In the face of global warming, pollution, environmental degradation, and the decline of the species, we can heed the call of mindfulness which Buddhist monk, poet, scholar, and human rights activist Thich Nhat Hanh has been proclaiming for many years. It is time to wake up and "to start learning how to live in a way that a future will be possible for our children and grandchildren." We must heed the teachings of the Five Mindfulness Trainings, which the author outlines and interprets in this small book.

Thich Nhat Hanh makes it clear that interbeing links us with all our brothers and sisters on the planet since we all share the same earth, air, water, and sun. He points out how the choices we make when we sit down to eat have large consequences for the health and well-being of the world. But the way we are currently consuming, the way we are driving our cars, and the ongoing destruction of the earth's natural resources are leading us "to the end of our civilization."

This realization leads us into great fear. Buddhists emphasize that the way of achieving inner peace about the demise of our world is by coming to terms with impermanence. Thich Nhat Hanh presents "The Five Awarenesses Exercise":

Breathing in, I know that I am of the nature to grow old.
Breathing out, I know that I cannot escape old age.

Breathing in, I know that I am of the nature to get sick.
Breathing out, I know that I cannot escape sickness.

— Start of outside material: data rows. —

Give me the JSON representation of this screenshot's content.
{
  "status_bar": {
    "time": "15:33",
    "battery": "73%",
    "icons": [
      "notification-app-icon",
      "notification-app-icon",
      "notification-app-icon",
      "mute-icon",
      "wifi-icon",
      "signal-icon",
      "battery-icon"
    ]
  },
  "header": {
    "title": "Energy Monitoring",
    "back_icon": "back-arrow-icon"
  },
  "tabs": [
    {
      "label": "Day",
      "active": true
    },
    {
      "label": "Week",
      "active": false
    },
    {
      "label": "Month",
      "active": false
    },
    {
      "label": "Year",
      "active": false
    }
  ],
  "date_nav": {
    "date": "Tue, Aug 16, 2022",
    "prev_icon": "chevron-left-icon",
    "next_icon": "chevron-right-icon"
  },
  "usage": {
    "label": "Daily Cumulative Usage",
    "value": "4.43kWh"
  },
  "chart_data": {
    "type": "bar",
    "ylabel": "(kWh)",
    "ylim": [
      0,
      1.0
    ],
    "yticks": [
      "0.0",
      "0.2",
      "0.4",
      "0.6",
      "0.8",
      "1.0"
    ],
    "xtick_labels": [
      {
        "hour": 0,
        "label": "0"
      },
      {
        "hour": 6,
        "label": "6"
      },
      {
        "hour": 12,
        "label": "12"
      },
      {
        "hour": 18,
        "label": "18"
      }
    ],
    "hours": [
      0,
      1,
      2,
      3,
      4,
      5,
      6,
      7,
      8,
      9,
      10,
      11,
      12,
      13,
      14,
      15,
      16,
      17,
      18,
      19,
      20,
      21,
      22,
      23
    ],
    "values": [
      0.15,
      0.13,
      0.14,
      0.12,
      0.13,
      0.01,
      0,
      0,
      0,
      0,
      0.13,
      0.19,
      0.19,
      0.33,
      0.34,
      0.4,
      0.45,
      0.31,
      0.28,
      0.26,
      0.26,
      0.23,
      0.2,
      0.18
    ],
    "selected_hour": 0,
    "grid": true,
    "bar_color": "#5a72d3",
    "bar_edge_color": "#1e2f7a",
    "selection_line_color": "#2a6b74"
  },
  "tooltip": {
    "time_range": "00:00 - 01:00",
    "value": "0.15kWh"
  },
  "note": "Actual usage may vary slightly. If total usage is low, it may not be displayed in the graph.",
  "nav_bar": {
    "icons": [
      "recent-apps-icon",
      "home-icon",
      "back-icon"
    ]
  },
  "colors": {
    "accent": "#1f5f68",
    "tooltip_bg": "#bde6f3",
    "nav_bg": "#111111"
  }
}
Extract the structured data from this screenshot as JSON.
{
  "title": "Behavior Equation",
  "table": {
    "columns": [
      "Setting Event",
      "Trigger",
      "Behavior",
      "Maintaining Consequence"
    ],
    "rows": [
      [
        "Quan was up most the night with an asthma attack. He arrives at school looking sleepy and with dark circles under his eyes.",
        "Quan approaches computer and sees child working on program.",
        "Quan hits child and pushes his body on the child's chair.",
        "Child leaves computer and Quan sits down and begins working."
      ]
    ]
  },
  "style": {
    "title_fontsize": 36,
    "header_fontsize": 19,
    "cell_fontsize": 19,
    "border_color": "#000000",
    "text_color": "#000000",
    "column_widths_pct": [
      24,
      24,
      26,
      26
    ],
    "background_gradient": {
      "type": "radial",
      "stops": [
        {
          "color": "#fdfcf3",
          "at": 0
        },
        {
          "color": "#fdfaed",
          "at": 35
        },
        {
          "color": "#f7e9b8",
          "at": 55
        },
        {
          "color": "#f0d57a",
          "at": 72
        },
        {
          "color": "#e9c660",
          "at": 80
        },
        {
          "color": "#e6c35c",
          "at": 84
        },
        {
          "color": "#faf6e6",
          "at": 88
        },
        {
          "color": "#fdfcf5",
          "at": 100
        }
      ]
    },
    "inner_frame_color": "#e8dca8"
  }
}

Breathing in, I know that I am of the nature to die.
Breathing out, I know that I cannot escape dying.

Breathing in, I know one day I will have to let go of everything and everyone I cherish.
Breathing out, there is no way to bring them along.

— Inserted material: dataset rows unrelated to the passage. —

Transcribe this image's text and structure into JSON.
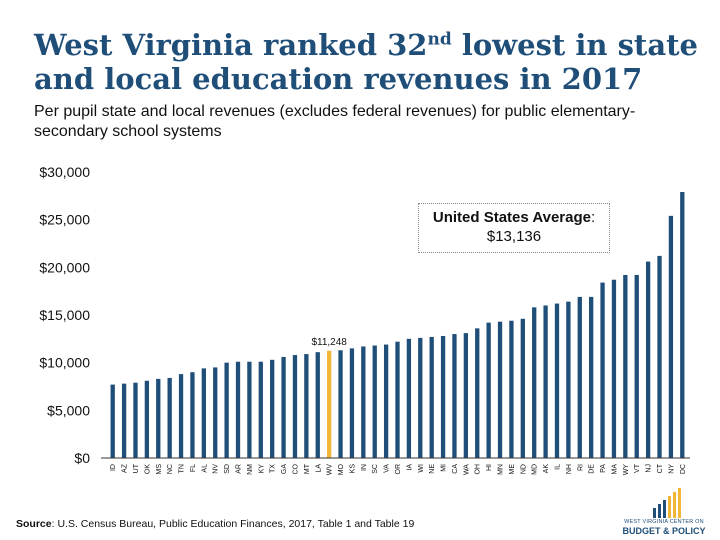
{
  "header": {
    "title_part1": "West Virginia ranked 32",
    "title_sup": "nd",
    "title_part2": " lowest in state and local education revenues in 2017",
    "subtitle": "Per pupil state and local revenues (excludes federal revenues) for public elementary-secondary school systems"
  },
  "average_box": {
    "label": "United States Average",
    "colon": ":",
    "value": "$13,136"
  },
  "source": {
    "label": "Source",
    "text": ": U.S. Census Bureau, Public Education Finances, 2017, Table 1 and Table 19"
  },
  "logo": {
    "line1": "WEST VIRGINIA CENTER ON",
    "line2": "BUDGET & POLICY"
  },
  "colors": {
    "bar": "#1f4e79",
    "highlight": "#f2b637",
    "axis": "#333333"
  },
  "chart_data": {
    "type": "bar",
    "categories": [
      "ID",
      "AZ",
      "UT",
      "OK",
      "MS",
      "NC",
      "TN",
      "FL",
      "AL",
      "NV",
      "SD",
      "AR",
      "NM",
      "KY",
      "TX",
      "GA",
      "CO",
      "MT",
      "LA",
      "WV",
      "MO",
      "KS",
      "IN",
      "SC",
      "VA",
      "OR",
      "IA",
      "WI",
      "NE",
      "MI",
      "CA",
      "WA",
      "OH",
      "HI",
      "MN",
      "ME",
      "ND",
      "MD",
      "AK",
      "IL",
      "NH",
      "RI",
      "DE",
      "PA",
      "MA",
      "WY",
      "VT",
      "NJ",
      "CT",
      "NY",
      "DC"
    ],
    "values": [
      7700,
      7800,
      7900,
      8100,
      8300,
      8400,
      8800,
      9000,
      9400,
      9500,
      10000,
      10100,
      10100,
      10100,
      10300,
      10600,
      10800,
      10900,
      11100,
      11248,
      11300,
      11500,
      11700,
      11800,
      11900,
      12200,
      12500,
      12600,
      12700,
      12800,
      13000,
      13100,
      13600,
      14200,
      14300,
      14400,
      14600,
      15800,
      16000,
      16200,
      16400,
      16900,
      16900,
      18400,
      18700,
      19200,
      19200,
      20600,
      21200,
      25400,
      27900
    ],
    "highlight_category": "WV",
    "highlight_label": "$11,248",
    "yticks": [
      "$0",
      "$5,000",
      "$10,000",
      "$15,000",
      "$20,000",
      "$25,000",
      "$30,000"
    ],
    "ylim": [
      0,
      30000
    ],
    "grid": false,
    "legend": "none"
  }
}
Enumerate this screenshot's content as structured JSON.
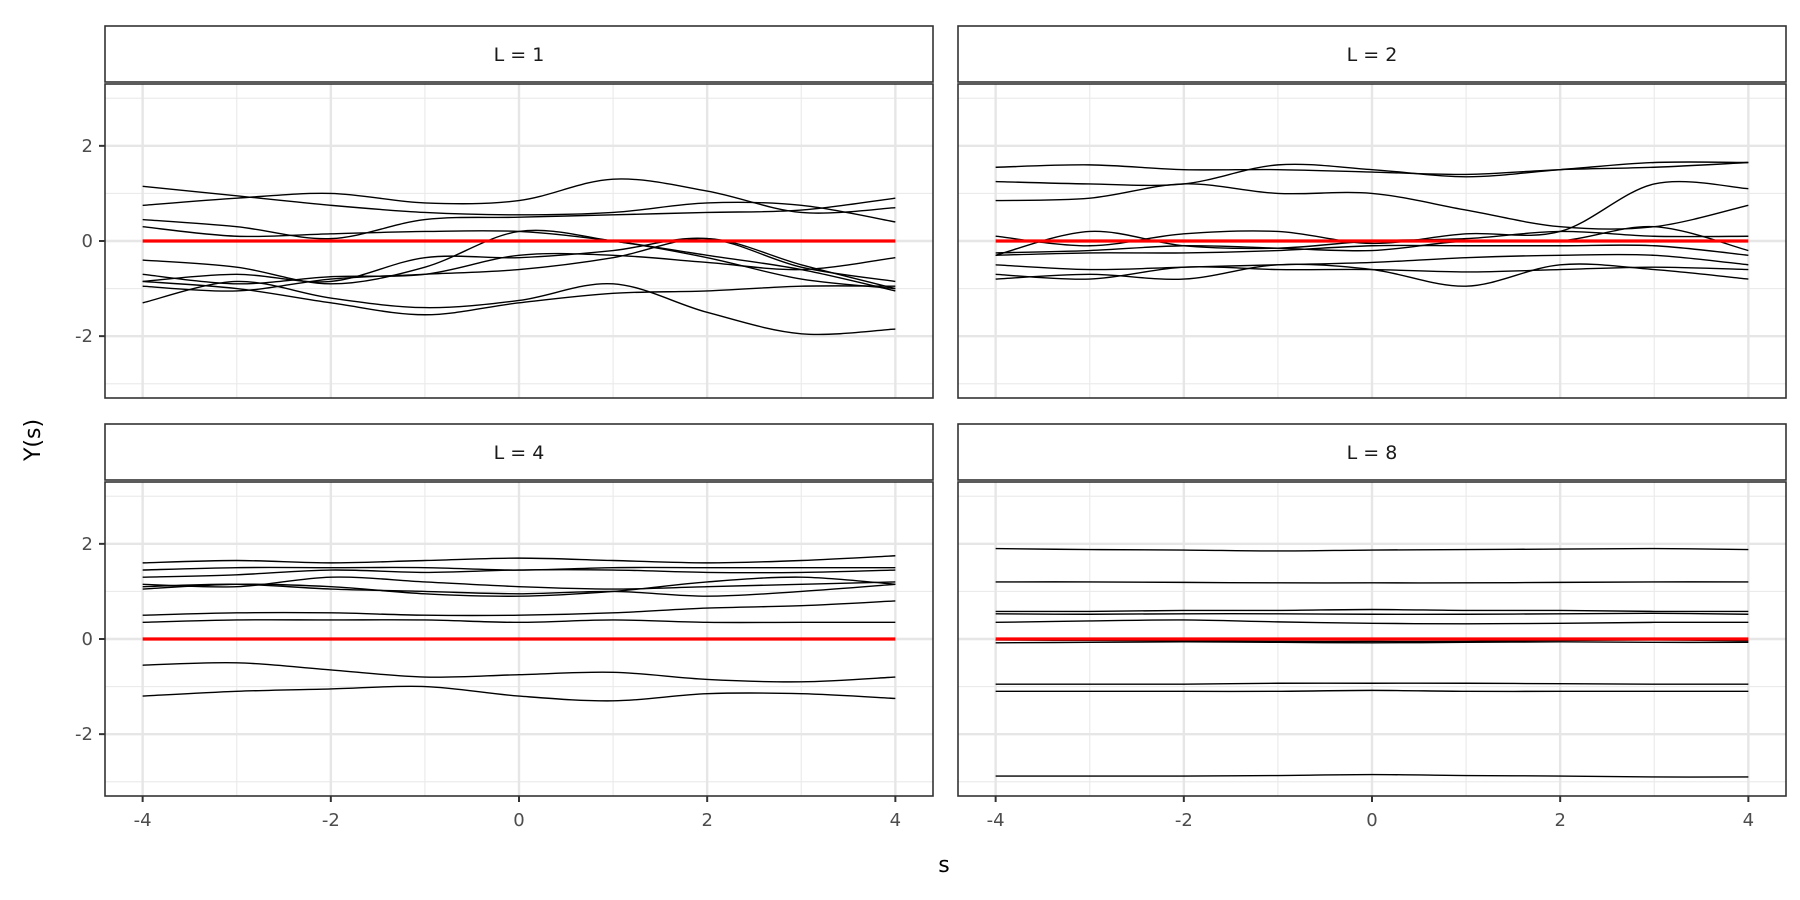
{
  "chart_data": {
    "type": "line",
    "xlabel": "s",
    "ylabel": "Y(s)",
    "xlim": [
      -4.4,
      4.4
    ],
    "ylim": [
      -3.3,
      3.3
    ],
    "x_ticks": [
      -4,
      -2,
      0,
      2,
      4
    ],
    "y_ticks": [
      2,
      0,
      -2
    ],
    "x_tick_labels": [
      "-4",
      "-2",
      "0",
      "2",
      "4"
    ],
    "y_tick_labels": [
      "2",
      "0",
      "-2"
    ],
    "x_minor": [
      -3,
      -1,
      1,
      3
    ],
    "y_minor": [
      -3,
      -1,
      1,
      3
    ],
    "grid": true,
    "x": [
      -4,
      -3,
      -2,
      -1,
      0,
      1,
      2,
      3,
      4
    ],
    "mean_color": "#ff0000",
    "curve_color": "#000000",
    "panels": [
      {
        "label": "L = 1",
        "series": [
          {
            "values": [
              1.15,
              0.95,
              0.75,
              0.6,
              0.55,
              0.6,
              0.8,
              0.75,
              0.4
            ]
          },
          {
            "values": [
              0.75,
              0.9,
              1.0,
              0.8,
              0.85,
              1.3,
              1.05,
              0.6,
              0.7
            ]
          },
          {
            "values": [
              0.45,
              0.3,
              0.05,
              0.45,
              0.5,
              0.55,
              0.6,
              0.65,
              0.9
            ]
          },
          {
            "values": [
              0.3,
              0.1,
              0.15,
              0.2,
              0.2,
              0.0,
              -0.3,
              -0.6,
              -1.05
            ]
          },
          {
            "values": [
              -0.4,
              -0.55,
              -0.9,
              -0.55,
              0.2,
              0.0,
              -0.35,
              -0.8,
              -1.0
            ]
          },
          {
            "values": [
              -0.7,
              -0.9,
              -0.75,
              -0.7,
              -0.3,
              -0.3,
              -0.45,
              -0.6,
              -0.35
            ]
          },
          {
            "values": [
              -0.85,
              -0.7,
              -0.85,
              -0.35,
              -0.35,
              -0.2,
              0.05,
              -0.55,
              -0.85
            ]
          },
          {
            "values": [
              -0.95,
              -1.05,
              -0.8,
              -0.7,
              -0.6,
              -0.35,
              0.05,
              -0.5,
              -1.0
            ]
          },
          {
            "values": [
              -0.85,
              -1.0,
              -1.3,
              -1.55,
              -1.3,
              -1.1,
              -1.05,
              -0.95,
              -0.95
            ]
          },
          {
            "values": [
              -1.3,
              -0.85,
              -1.2,
              -1.4,
              -1.25,
              -0.9,
              -1.5,
              -1.95,
              -1.85
            ]
          }
        ]
      },
      {
        "label": "L = 2",
        "series": [
          {
            "values": [
              1.55,
              1.6,
              1.5,
              1.5,
              1.45,
              1.4,
              1.5,
              1.55,
              1.65
            ]
          },
          {
            "values": [
              1.25,
              1.2,
              1.2,
              1.6,
              1.5,
              1.35,
              1.5,
              1.65,
              1.65
            ]
          },
          {
            "values": [
              0.85,
              0.9,
              1.2,
              1.0,
              1.0,
              0.65,
              0.3,
              0.3,
              0.75
            ]
          },
          {
            "values": [
              0.1,
              -0.1,
              0.15,
              0.2,
              -0.05,
              0.15,
              0.2,
              1.2,
              1.1
            ]
          },
          {
            "values": [
              -0.3,
              0.2,
              -0.1,
              -0.15,
              0.0,
              0.05,
              0.2,
              0.1,
              0.1
            ]
          },
          {
            "values": [
              -0.25,
              -0.2,
              -0.1,
              -0.15,
              -0.2,
              0.0,
              0.0,
              0.3,
              -0.2
            ]
          },
          {
            "values": [
              -0.3,
              -0.25,
              -0.25,
              -0.2,
              -0.1,
              -0.1,
              -0.1,
              -0.1,
              -0.3
            ]
          },
          {
            "values": [
              -0.5,
              -0.6,
              -0.55,
              -0.5,
              -0.45,
              -0.35,
              -0.3,
              -0.3,
              -0.5
            ]
          },
          {
            "values": [
              -0.7,
              -0.8,
              -0.55,
              -0.6,
              -0.6,
              -0.65,
              -0.6,
              -0.55,
              -0.6
            ]
          },
          {
            "values": [
              -0.8,
              -0.7,
              -0.8,
              -0.5,
              -0.6,
              -0.95,
              -0.5,
              -0.6,
              -0.8
            ]
          }
        ]
      },
      {
        "label": "L = 4",
        "series": [
          {
            "values": [
              1.6,
              1.65,
              1.6,
              1.65,
              1.7,
              1.65,
              1.6,
              1.65,
              1.75
            ]
          },
          {
            "values": [
              1.45,
              1.5,
              1.5,
              1.5,
              1.45,
              1.5,
              1.5,
              1.5,
              1.5
            ]
          },
          {
            "values": [
              1.3,
              1.35,
              1.45,
              1.4,
              1.45,
              1.45,
              1.4,
              1.4,
              1.45
            ]
          },
          {
            "values": [
              1.15,
              1.1,
              1.3,
              1.2,
              1.1,
              1.05,
              1.1,
              1.15,
              1.2
            ]
          },
          {
            "values": [
              1.1,
              1.15,
              1.05,
              1.0,
              0.95,
              1.0,
              0.9,
              1.0,
              1.15
            ]
          },
          {
            "values": [
              1.05,
              1.15,
              1.1,
              0.95,
              0.9,
              1.0,
              1.2,
              1.3,
              1.15
            ]
          },
          {
            "values": [
              0.5,
              0.55,
              0.55,
              0.5,
              0.5,
              0.55,
              0.65,
              0.7,
              0.8
            ]
          },
          {
            "values": [
              0.35,
              0.4,
              0.4,
              0.4,
              0.35,
              0.4,
              0.35,
              0.35,
              0.35
            ]
          },
          {
            "values": [
              -0.55,
              -0.5,
              -0.65,
              -0.8,
              -0.75,
              -0.7,
              -0.85,
              -0.9,
              -0.8
            ]
          },
          {
            "values": [
              -1.2,
              -1.1,
              -1.05,
              -1.0,
              -1.2,
              -1.3,
              -1.15,
              -1.15,
              -1.25
            ]
          }
        ]
      },
      {
        "label": "L = 8",
        "series": [
          {
            "values": [
              1.9,
              1.88,
              1.87,
              1.85,
              1.87,
              1.88,
              1.89,
              1.9,
              1.88
            ]
          },
          {
            "values": [
              1.2,
              1.2,
              1.19,
              1.18,
              1.18,
              1.18,
              1.19,
              1.2,
              1.2
            ]
          },
          {
            "values": [
              0.58,
              0.58,
              0.6,
              0.6,
              0.62,
              0.6,
              0.6,
              0.58,
              0.58
            ]
          },
          {
            "values": [
              0.53,
              0.52,
              0.53,
              0.53,
              0.52,
              0.52,
              0.53,
              0.54,
              0.52
            ]
          },
          {
            "values": [
              0.35,
              0.38,
              0.4,
              0.36,
              0.33,
              0.32,
              0.33,
              0.35,
              0.35
            ]
          },
          {
            "values": [
              -0.02,
              -0.03,
              -0.04,
              -0.05,
              -0.05,
              -0.05,
              -0.03,
              -0.02,
              -0.04
            ]
          },
          {
            "values": [
              -0.08,
              -0.07,
              -0.06,
              -0.07,
              -0.08,
              -0.07,
              -0.06,
              -0.07,
              -0.07
            ]
          },
          {
            "values": [
              -0.95,
              -0.95,
              -0.95,
              -0.93,
              -0.93,
              -0.93,
              -0.94,
              -0.95,
              -0.95
            ]
          },
          {
            "values": [
              -1.1,
              -1.1,
              -1.1,
              -1.1,
              -1.08,
              -1.1,
              -1.1,
              -1.1,
              -1.1
            ]
          },
          {
            "values": [
              -2.88,
              -2.88,
              -2.88,
              -2.87,
              -2.85,
              -2.87,
              -2.88,
              -2.9,
              -2.9
            ]
          }
        ]
      }
    ]
  }
}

Breathing in, I know that I bring nothing with me except my actions, thoughts, and deeds.
Breathing out, only my actions come with me.

This practice enables us to accept the fragility of life on this planet and to start now to act to bring about real change in our global ecological situation. Thich Nhat Hanh makes a very good point of not reacting in anger to those we perceive as villains:

"The energy we need is not fear or anger, but the energy of understanding and compassion. There is no need to blame or condemn. Those who are destroying themselves, societies, and the planet aren't doing it intentionally. Their pain and loneliness are overwhelming, and they want to escape. They need to be helped, not punished. Only understanding and compassion on a collective level can liberate us."

Thich Nhat Hanh closes this paperback with "Practices for Mindful Living" which includes eight gathas, The Five Awarenesses Breathing Exercise, Deep Relaxation, The Five Earth-Touchings, and the Earth Peace Treaty Commitment Sheet.